Od jakiegoś czasu darzę osoby uzależnione dużym sentymentem, którego nauczyłam się od mojego opiekuna-mentora na stażu w Poradni Leczenia Uzależnień i Współuzależnień. Jednak wielką akceptację wobec pacjentów czerpię z nauk buddyjskich. Człowiek jest taki, jaki jest. Dlaczego miałby być inny? Patrząc na ludzi jako na naczynia połączone wierzę, że pomagając osobie uzależnionej, pomogę także jej dzieciom, rodzinie, przyjaciołom. Nauczyłam się także mniej mówić. Ostatnio mówię tak mało, że stało się to nawet elementem mojej osobistej psychoterapii.
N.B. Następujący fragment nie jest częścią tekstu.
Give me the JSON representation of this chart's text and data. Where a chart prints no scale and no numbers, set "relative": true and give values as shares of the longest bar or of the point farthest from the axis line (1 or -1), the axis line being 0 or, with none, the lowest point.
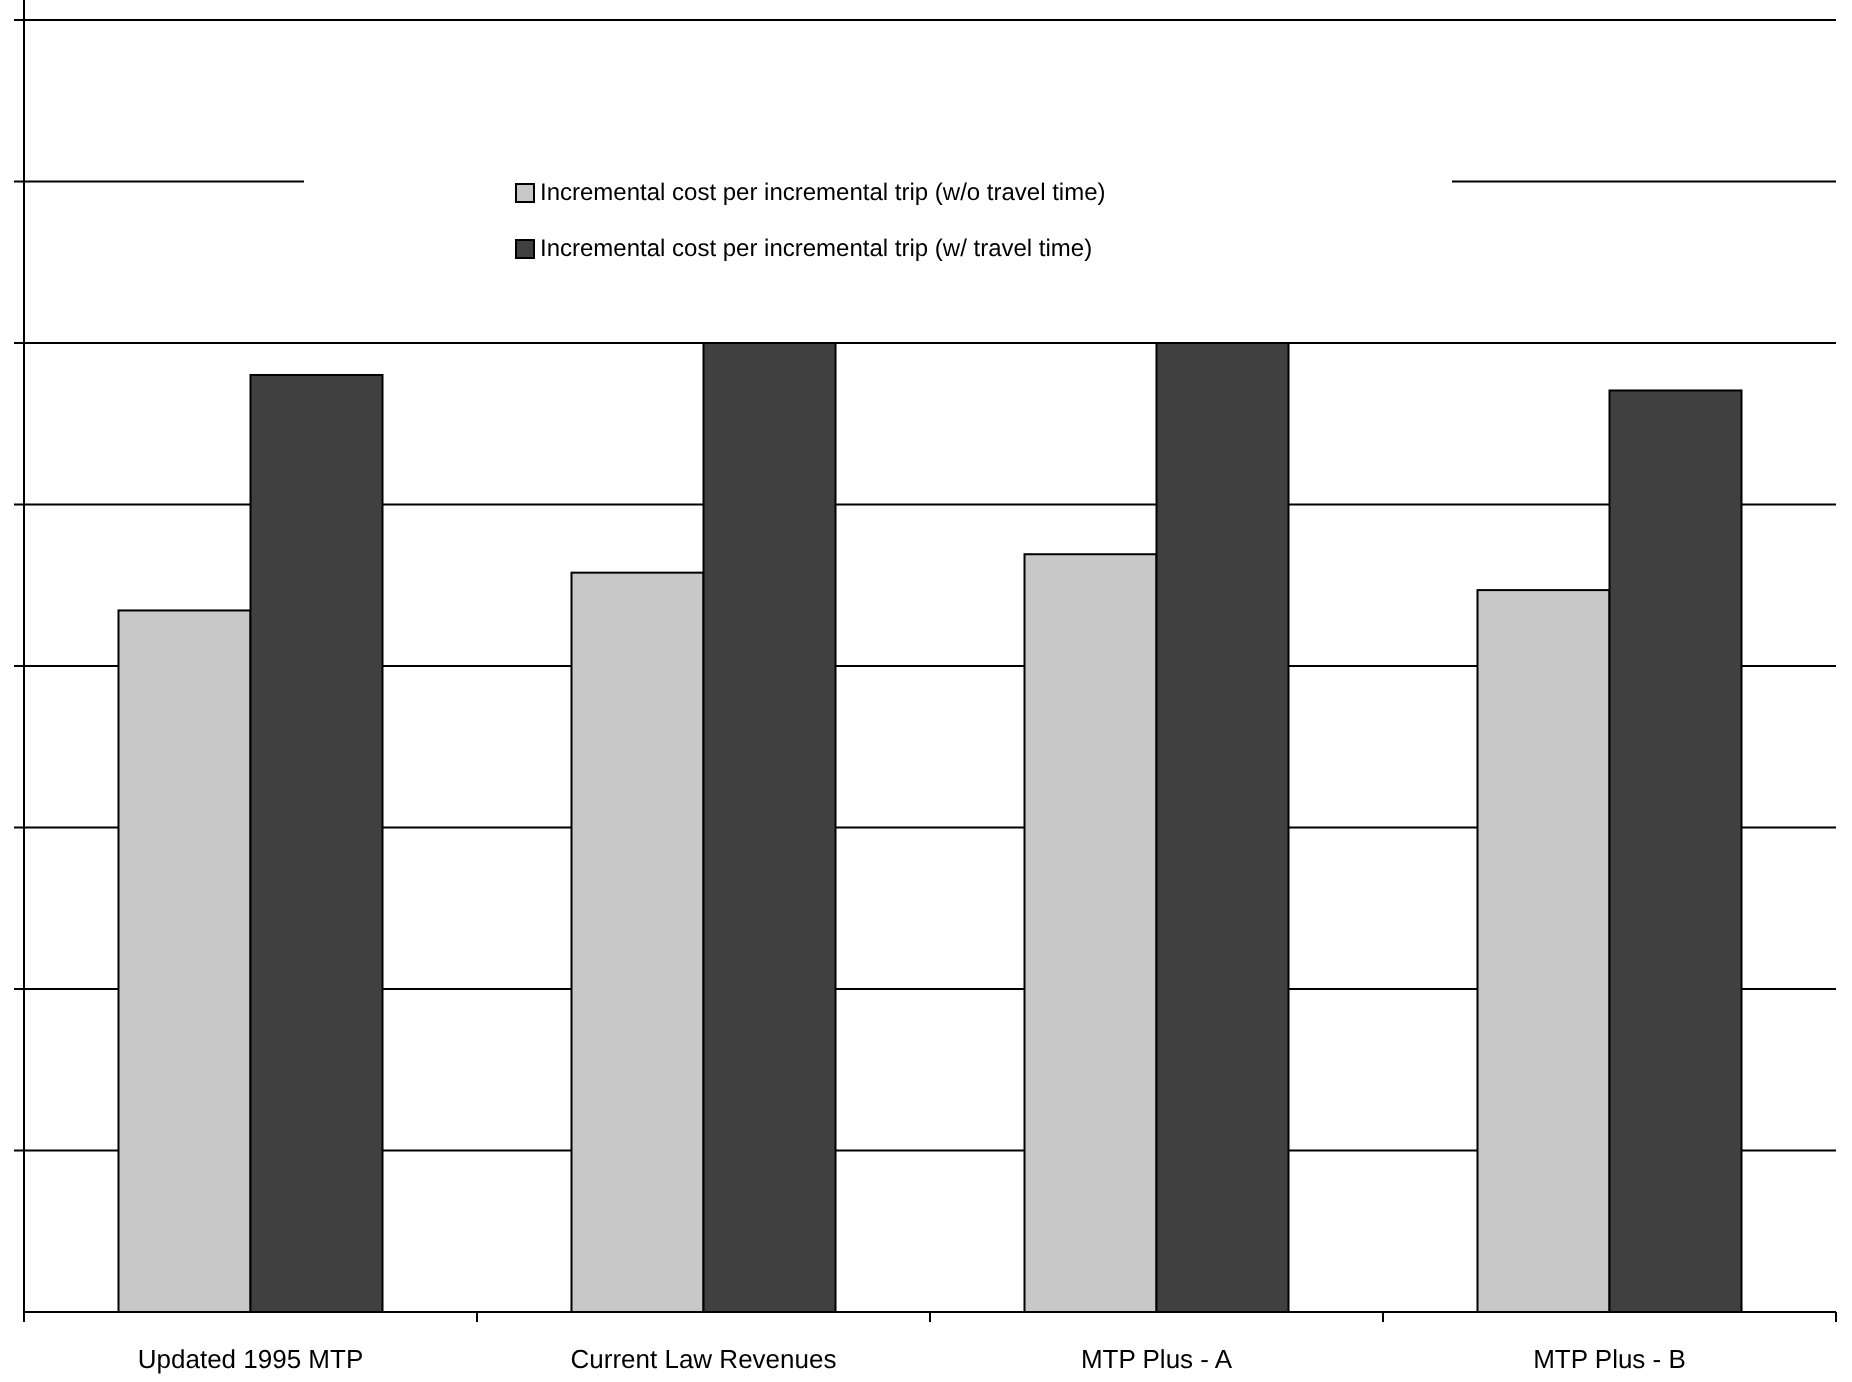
{
  "chart_data": {
    "type": "bar",
    "relative": true,
    "grid": "y",
    "legend": "top",
    "tick_labels": "x",
    "categories": [
      "Updated 1995 MTP",
      "Current Law Revenues",
      "MTP Plus - A",
      "MTP Plus - B"
    ],
    "series": [
      {
        "name": "Incremental cost per incremental trip (w/o travel time)",
        "color": "#c8c8c8",
        "values": [
          0.724,
          0.763,
          0.782,
          0.745
        ]
      },
      {
        "name": "Incremental cost per incremental trip (w/ travel time)",
        "color": "#404040",
        "values": [
          0.967,
          1,
          1,
          0.951
        ]
      }
    ]
  }
}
Akceptuję to w 100 %. Ciężko mi natomiast stwierdzić czy przyczyną tego jest przyzwyczajenie do aktywnego słuchania w pracy, zebrane doświadczenie, które jednoznacznie pokazuje, że czasami lepiej nie mówić nic, niż mówić rzeczy pozbawione sensu, a może prawdą jest, że osoby praktykujące z czasem stają się bardziej wyciszone, co objawia się także w kontaktach społecznych. Jednym z zaleceń Szlachetnej Ośmiorakiej Ścieżki jest oczywiście słuszne słowo i słuszny czyn powstrzymania się od niewłaściwej drogi, jednak tak naprawdę skupiam się na tym od czasu intensywniejszej praktyki zawodowej, co uważam za znamienne. Psychologowie uczeni są, aby uważać na to co mówią, jak mówią, aby szanować rozmówcę, co przekłada się na życie osobiste. Uważam, że kontrolowanie tego co mówię, jest najistotniejszą zmianą jaka zaszła we mnie, jako w psychoterapeucie praktykującym medytację, buddyzm. Zaczęłam szanować nie tylko swoje ciało, ale także swoje myśli, a co za tym idzie, staram się nie robić z ust ,,śmietnika”. Medytacja natomiast, istotnie poprawiła moje odczuwanie emocji, rozróżnianie i akceptację ich, wpłynęła na to, że kieruję się własnym doświadczeniem konfrontacji ze sobą samą w pracy z pacjentami. Jest także po prostu idealnym narzędziem do nauki relaksacji osób uzależnionych, dla których umiejętność znoszenia cierpienia jest niezwykle pomocna. Buddyzm pomoże mi zostać lepszym psychoterapeutą po prostu dlatego, że pomaga mi stać się lepszym człowiekiem każdego dnia. A może po prostu bez buddyzmu szybko bym się wypaliła w tak obciążającej emocjonalnie pracy? Pozostawię to do oceny Tobie. Na koniec dwa cytaty związane z buddyzmem, o których staram się nie zapominać w swojej pracy oraz w życiu osobistym: ” Nie próbuj stać się Buddą. Bądź sobą po prostu. To jest Budda.” „Jeśli twoje współczucie nie obejmuje ciebie – to znaczy, że jest niepełne.”